Ça peut sembler contre-intuitif, mais une étude du Journal of Finance*, qui a analysé le rendement boursier de plus de 2 350 entreprises en Bourse depuis 1981, explique pourquoi. L’étude montre que les sociétés pour lesquelles les analystes anticipent une forte croissance du BPA finissent généralement par « décevoir » dans les années qui suivent. Par exemple, si l’entreprise affiche une honorable augmentation de 20 % de son BPA, cette progression sera vue comme une déception et fera reculer le prix du titre si les attentes étaient à 25 %.
À l’inverse, il arrive souvent que les entreprises pour lesquelles les analystes ont de très basses attentes affichent des rendements boursiers très intéressants. La raison est que ces sociétés vont plus souvent réussir à « surprendre » le marché avec les résultats « moins pires » que prévu. Supposons que les analystes prévoient un BPA inchangé d’une année à l’autre, mais qu’il augmente finalement de 2 %. Ce n’est pas beaucoup, 2 % de plus pour le BPA, mais il s’agit tout de même d’une belle surprise qui fera augmenter le prix en Bourse et probablement de beaucoup plus que 2 %.

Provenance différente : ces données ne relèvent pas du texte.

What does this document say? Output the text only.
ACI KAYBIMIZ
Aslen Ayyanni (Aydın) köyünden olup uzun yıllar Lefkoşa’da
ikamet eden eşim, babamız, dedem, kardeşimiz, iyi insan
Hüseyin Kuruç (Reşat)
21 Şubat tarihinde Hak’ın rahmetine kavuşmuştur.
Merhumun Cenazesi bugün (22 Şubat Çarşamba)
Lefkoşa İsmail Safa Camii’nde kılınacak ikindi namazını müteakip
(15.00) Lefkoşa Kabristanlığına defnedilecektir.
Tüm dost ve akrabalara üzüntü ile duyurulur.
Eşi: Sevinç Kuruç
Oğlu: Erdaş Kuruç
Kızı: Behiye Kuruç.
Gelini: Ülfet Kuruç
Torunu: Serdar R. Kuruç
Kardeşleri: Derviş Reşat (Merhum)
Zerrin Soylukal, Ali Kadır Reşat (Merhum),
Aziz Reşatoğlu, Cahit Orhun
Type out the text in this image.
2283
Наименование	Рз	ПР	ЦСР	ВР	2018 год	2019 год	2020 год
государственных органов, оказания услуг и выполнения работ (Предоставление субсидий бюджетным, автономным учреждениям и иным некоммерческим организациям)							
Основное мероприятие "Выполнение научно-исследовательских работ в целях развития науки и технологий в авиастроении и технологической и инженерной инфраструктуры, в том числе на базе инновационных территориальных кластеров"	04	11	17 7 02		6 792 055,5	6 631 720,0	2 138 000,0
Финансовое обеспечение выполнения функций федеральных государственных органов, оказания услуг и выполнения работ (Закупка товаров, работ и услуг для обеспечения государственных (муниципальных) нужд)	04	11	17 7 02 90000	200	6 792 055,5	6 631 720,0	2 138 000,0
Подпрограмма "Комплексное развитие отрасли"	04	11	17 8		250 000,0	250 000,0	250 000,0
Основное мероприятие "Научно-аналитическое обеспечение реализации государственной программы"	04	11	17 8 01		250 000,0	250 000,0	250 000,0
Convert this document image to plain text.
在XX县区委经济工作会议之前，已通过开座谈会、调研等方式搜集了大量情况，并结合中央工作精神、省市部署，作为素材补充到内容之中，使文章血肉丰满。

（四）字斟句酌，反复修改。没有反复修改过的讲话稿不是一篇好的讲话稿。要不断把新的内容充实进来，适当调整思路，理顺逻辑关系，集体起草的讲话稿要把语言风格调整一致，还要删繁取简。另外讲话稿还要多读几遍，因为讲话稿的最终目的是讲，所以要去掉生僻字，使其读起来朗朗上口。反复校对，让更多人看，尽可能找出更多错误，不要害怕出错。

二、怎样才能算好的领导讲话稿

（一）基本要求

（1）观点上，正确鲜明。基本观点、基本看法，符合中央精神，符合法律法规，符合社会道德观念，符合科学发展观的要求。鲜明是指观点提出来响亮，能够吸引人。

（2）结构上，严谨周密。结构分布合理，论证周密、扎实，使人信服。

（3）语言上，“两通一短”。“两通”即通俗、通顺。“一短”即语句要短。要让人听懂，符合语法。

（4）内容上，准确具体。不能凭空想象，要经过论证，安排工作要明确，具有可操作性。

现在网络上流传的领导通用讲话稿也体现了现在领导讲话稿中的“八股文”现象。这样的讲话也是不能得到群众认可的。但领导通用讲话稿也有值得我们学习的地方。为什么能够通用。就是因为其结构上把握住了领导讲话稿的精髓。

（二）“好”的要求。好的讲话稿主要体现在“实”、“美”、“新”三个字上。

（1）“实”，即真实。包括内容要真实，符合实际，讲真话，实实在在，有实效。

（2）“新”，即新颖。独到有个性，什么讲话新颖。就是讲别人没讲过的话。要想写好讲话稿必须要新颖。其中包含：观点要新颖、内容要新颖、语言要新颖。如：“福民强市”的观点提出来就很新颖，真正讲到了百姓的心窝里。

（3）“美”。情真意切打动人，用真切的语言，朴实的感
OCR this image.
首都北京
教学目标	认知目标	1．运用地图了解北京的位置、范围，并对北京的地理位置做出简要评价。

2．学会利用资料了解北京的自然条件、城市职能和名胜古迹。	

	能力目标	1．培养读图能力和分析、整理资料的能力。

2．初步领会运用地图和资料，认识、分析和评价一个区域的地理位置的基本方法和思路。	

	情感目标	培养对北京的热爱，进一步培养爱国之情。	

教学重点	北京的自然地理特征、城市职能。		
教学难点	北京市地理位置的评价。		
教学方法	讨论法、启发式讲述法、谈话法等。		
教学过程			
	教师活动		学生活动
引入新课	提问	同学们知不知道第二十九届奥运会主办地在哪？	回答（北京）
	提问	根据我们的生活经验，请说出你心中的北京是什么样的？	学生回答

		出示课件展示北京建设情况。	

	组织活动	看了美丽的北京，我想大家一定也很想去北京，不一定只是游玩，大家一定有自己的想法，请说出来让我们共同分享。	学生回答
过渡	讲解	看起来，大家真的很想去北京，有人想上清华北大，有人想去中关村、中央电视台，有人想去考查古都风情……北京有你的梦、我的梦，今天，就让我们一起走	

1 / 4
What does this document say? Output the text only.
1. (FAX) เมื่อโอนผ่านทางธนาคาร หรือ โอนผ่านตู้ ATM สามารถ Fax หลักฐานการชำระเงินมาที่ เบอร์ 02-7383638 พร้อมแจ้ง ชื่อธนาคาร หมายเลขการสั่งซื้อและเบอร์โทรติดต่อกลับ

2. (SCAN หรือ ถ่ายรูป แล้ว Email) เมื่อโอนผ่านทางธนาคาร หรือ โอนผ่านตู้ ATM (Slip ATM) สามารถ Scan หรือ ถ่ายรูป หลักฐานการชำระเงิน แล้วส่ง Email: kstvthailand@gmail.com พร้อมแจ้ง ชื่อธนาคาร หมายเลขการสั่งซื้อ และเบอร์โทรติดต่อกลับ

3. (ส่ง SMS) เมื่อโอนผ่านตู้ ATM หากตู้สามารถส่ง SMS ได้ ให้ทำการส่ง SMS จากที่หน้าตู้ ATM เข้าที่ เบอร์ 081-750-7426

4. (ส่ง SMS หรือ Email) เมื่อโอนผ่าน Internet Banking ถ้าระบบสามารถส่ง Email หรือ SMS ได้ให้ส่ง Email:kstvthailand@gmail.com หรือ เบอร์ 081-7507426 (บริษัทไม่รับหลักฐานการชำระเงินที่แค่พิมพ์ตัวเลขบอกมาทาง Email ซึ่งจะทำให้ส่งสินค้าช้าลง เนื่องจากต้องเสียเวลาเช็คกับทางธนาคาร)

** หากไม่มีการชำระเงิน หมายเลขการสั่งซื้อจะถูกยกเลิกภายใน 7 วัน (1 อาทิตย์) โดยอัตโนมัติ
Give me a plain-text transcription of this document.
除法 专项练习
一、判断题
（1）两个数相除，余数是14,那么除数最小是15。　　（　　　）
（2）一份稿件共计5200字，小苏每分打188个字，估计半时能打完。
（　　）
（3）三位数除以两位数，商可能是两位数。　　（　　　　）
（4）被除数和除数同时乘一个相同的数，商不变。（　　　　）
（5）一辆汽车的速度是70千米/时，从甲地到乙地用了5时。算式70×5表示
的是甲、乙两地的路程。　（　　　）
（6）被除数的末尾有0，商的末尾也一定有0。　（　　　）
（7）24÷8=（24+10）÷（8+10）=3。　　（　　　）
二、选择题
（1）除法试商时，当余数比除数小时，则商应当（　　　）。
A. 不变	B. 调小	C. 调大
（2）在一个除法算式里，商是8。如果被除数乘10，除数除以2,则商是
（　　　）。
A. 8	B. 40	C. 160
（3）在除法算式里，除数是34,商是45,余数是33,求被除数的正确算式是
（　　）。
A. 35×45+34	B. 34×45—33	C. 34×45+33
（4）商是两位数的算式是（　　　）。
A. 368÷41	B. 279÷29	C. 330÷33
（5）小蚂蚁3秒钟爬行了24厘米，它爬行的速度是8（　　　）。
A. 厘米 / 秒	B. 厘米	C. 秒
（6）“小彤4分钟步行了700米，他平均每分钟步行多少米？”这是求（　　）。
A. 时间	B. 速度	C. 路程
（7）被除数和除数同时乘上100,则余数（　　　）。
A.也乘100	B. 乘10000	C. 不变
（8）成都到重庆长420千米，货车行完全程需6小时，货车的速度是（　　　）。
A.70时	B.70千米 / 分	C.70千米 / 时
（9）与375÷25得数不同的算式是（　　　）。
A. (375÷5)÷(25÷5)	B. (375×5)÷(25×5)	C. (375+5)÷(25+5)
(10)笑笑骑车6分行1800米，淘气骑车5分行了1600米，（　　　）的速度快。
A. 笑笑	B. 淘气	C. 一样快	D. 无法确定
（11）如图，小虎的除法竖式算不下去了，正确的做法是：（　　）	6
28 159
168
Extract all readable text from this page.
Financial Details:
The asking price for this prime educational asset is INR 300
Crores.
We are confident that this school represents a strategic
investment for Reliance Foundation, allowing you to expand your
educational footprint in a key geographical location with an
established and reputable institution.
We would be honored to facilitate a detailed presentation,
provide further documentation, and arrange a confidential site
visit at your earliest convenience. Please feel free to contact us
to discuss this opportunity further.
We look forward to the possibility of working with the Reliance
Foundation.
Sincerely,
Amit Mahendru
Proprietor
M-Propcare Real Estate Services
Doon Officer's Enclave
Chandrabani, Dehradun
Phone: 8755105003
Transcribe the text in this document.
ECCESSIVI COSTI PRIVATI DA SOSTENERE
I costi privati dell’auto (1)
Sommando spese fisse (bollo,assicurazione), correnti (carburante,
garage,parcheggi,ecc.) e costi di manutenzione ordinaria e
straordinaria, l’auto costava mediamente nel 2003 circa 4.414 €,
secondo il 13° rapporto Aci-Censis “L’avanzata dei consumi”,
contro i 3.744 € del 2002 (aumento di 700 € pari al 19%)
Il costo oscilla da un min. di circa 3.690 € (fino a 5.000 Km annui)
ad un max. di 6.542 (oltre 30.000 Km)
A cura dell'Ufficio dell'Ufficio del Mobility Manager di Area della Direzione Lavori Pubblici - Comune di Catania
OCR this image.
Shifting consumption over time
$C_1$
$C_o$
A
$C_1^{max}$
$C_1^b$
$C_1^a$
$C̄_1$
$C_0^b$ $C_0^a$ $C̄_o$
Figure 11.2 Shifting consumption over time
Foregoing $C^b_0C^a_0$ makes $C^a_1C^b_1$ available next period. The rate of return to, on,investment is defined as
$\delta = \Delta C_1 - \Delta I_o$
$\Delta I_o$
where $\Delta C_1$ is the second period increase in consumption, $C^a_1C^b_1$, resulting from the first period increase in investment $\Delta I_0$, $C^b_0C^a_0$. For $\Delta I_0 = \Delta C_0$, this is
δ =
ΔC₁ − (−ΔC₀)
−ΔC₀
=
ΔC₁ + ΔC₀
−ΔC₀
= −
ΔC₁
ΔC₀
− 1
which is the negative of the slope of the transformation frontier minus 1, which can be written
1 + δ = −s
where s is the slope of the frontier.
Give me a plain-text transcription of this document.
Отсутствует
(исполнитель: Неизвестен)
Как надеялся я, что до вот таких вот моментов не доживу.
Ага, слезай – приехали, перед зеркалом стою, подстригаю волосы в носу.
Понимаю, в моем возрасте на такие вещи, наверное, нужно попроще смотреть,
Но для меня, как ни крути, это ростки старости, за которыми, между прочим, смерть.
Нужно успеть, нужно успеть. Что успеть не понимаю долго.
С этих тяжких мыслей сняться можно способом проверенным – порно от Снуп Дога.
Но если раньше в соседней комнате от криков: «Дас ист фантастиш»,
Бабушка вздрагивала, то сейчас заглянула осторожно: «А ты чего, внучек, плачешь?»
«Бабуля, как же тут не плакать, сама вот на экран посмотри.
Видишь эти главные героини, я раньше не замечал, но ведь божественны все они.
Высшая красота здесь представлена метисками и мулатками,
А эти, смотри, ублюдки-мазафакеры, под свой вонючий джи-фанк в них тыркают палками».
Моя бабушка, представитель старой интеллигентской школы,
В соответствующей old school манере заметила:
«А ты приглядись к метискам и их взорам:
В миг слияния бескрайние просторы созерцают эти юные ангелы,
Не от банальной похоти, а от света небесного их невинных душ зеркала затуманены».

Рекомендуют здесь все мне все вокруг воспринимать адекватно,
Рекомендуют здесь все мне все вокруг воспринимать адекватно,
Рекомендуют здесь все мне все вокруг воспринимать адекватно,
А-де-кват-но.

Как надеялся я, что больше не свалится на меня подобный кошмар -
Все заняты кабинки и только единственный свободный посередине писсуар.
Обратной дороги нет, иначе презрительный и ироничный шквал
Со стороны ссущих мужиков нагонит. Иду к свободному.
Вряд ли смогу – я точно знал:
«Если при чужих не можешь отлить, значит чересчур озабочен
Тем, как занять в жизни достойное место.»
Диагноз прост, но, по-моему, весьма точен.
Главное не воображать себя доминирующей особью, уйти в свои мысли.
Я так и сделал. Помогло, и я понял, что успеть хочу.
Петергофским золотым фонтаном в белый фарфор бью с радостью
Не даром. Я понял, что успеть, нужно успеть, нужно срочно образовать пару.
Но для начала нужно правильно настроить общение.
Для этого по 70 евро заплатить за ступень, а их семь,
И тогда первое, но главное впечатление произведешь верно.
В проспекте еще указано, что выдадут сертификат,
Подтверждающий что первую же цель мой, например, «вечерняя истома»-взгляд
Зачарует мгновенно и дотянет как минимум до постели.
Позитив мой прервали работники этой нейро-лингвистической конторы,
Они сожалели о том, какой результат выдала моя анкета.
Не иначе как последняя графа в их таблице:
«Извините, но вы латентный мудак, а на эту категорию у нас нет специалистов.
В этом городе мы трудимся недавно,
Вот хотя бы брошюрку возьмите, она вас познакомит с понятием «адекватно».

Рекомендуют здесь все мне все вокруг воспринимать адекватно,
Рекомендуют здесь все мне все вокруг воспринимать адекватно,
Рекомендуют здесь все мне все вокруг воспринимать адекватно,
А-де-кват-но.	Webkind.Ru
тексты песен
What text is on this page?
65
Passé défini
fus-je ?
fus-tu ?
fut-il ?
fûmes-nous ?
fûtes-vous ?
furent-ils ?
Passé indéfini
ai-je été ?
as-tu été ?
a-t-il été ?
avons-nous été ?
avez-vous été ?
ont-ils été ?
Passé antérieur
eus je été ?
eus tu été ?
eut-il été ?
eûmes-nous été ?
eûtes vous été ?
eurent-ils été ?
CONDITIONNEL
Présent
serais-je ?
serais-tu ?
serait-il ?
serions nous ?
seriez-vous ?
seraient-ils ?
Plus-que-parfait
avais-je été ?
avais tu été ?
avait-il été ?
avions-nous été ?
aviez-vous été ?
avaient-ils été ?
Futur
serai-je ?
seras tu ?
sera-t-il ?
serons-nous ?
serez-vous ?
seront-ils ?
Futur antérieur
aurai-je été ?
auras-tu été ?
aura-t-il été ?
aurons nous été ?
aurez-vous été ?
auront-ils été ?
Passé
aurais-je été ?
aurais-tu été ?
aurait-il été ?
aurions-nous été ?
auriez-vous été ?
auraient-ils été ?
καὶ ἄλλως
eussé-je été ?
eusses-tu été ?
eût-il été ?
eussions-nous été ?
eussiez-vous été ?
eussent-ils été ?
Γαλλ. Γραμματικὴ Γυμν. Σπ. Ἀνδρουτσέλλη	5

Il faut se rappeler que le prix en Bourse d’une action reflète déjà les prévisions des bénéfices futurs. Les actions d’entreprises dont les prévisions du BPA pointent vers une forte croissance sont en général chèrement évaluées. En payant très cher, c’est beaucoup plus difficile d’obtenir du rendement par une appréciation encore plus importante du prix de l’action. À l’inverse, les entreprises où les analystes sont pessimistes ont des évaluations plus raisonnables.
Ces principes se reflètent dans l’étude du Journal of Finance. Les auteurs ont séparé les entreprises par déciles selon la croissance prévue de leur BPA. Au seuil supérieur, il y a plus de 220 entreprises avec une croissance annuelle prévue de 38 % en moyenne. C’est très élevé. Par contre, le rendement boursier moyen a été de seulement 3 %. L’étude souligne que les analyses ont eu raison de prévoir une plus forte croissance de ces entreprises, de petites capitalisations pour la plupart, mais qu’ils ont été trop optimistes. La croissance des BPA a été plus basse que le 38 % qui était prévu, d’où le rendement boursier décevant.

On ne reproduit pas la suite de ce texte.